Jesse Cooper even attacked the introduction in my book, because it did not follow his prescribed guideline as to how an introduction should be written. The path I took in the introduction was meant to explore our – Liberian people’s burning desires to organize themselves wherever on Earth they called home, which led to another burning urge by Liberians in the United States to organize ULAA in 1974.

Personal anecdotes were added to the book to tell a story about political events in Liberia that happened around me in school and outside of the school environment when I was growing up, which are relevant today and intended to show modern-day ULAA a way to find the courage to stop the abuse that students encountered today in schools and classrooms in the Liberian society.

Mr. Cooper attacked the chapter that dealt with Nathaniel F. McGill, titled “ULAA’s McGill Problem.”

Did ULAA and its leadership team not overwhelmingly endorse Nathaniel McGill’s shenanigans, and even accepted his so-called pledge of $100,000, and promised to give ULAA an additional $300,000, during the association’s 47th inauguration ceremony of the newly-elected president J. Shiwoh Kamara in Pennsylvania on March 26, 2022?
Is this not the same Nathaniel F. McGill, who as Minister of State for Presidential Affairs, built an over-the-top mausoleum for his deceased mother at a time when the Liberian people were encountering difficulties living in their own country?

Is this not fair game to include this tawdry behavior in a book about ULAA, the so-called advocacy organization? So, who is ULAA advocating for, McGill or the Liberian people?

Jesse M. Cooper, Sr., was churlish as they come, profoundly disappointing, dishonest, blindly partisan, protective and loyal to ULAA, and unreasonable in his monologue when he noted “ First, Sungbeh did not contact or interview past and present ULAA officials to make the content of the book more relevant. When I contacted Eminent Siahyonkron J. K. Nyanseor, Sr., the official historian of ULAA to write this book report and commentary, he told me Sungbeh did not contact him: yet, he used several of Nyanseor’s primary works.”

Where in any kind of writing – scholarly and non-scholarly where it is mentioned that citing and quoting the work of the original writer also requires personally interviewing the original writer?

Do I have to personally interview Mr. Nyanseor – even though I cited his work, referenced him, and credited his work properly as required by APA, to give credence and credibility to my work?

Did Jesse M. Cooper not read in a section of my book where I mentioned that I contacted several ULAA leaders for an interview for my book but got no response from them?

Did Mr. Cooper not read in my book that I publicly acknowledged Dr. George Toto, for his knowledgeable assistance with a part of the book regarding the leaders of ULAA and their county of origin?

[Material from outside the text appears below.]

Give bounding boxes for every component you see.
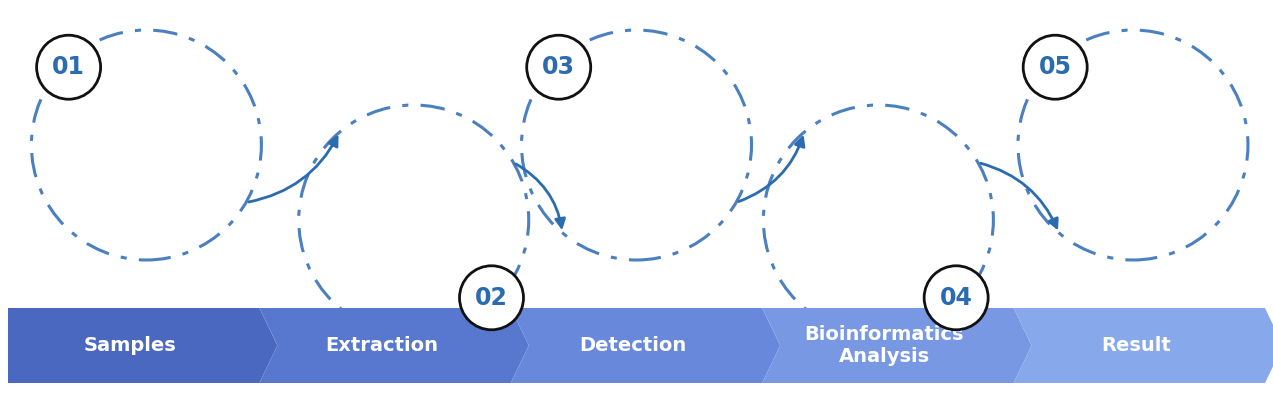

Or, is Jesse M. Cooper blindly cherrypicking and pandering to Mr. Nyanseor to fall into his good graces as being on the same side of his failed criticism of my book?

Regarding the history of ULAA’s Council of Eminent Persons. I did not copy sentences and paragraphs. I cited the association’s website and acknowledged its history, the founding year, and the founding state and analyzed the rest from my own perspective.

Jesse M. Cooper writes: “ULAA’s Council of Eminent Persons’ history was copied by Dr. Sungbeh without obtaining verbal or written permission from the organization or any of its leaders. Instead, he made some comments here and there on the document. This is plagiarism!”

Plagiarism? Please!!!

Do you know what you are talking about, Mr. Cooper?

I am strongly anti-plagiarism. I am a thinker, a writer, and a man of ideas. Unlike some who will copy and paste and draw from other people’s hard intellectual work to write and claim it as their own, I write from my own strength and ideas. So, let’s get it straight right now.

A guy like me who has been writing political columns for over 40 years, has written books, my 4th book, and has written and edited academic papers, and taught, assisted, and advised doctoral students, and sat on dissertation panels, I know more about plagiarism than you can count your ten fingers and ten toes. So, let me hear my ears!

Jesse M. Cooper, I have done my part. Do your part by writing your own book about ULAA. There is more work to be done. I am awaiting your book.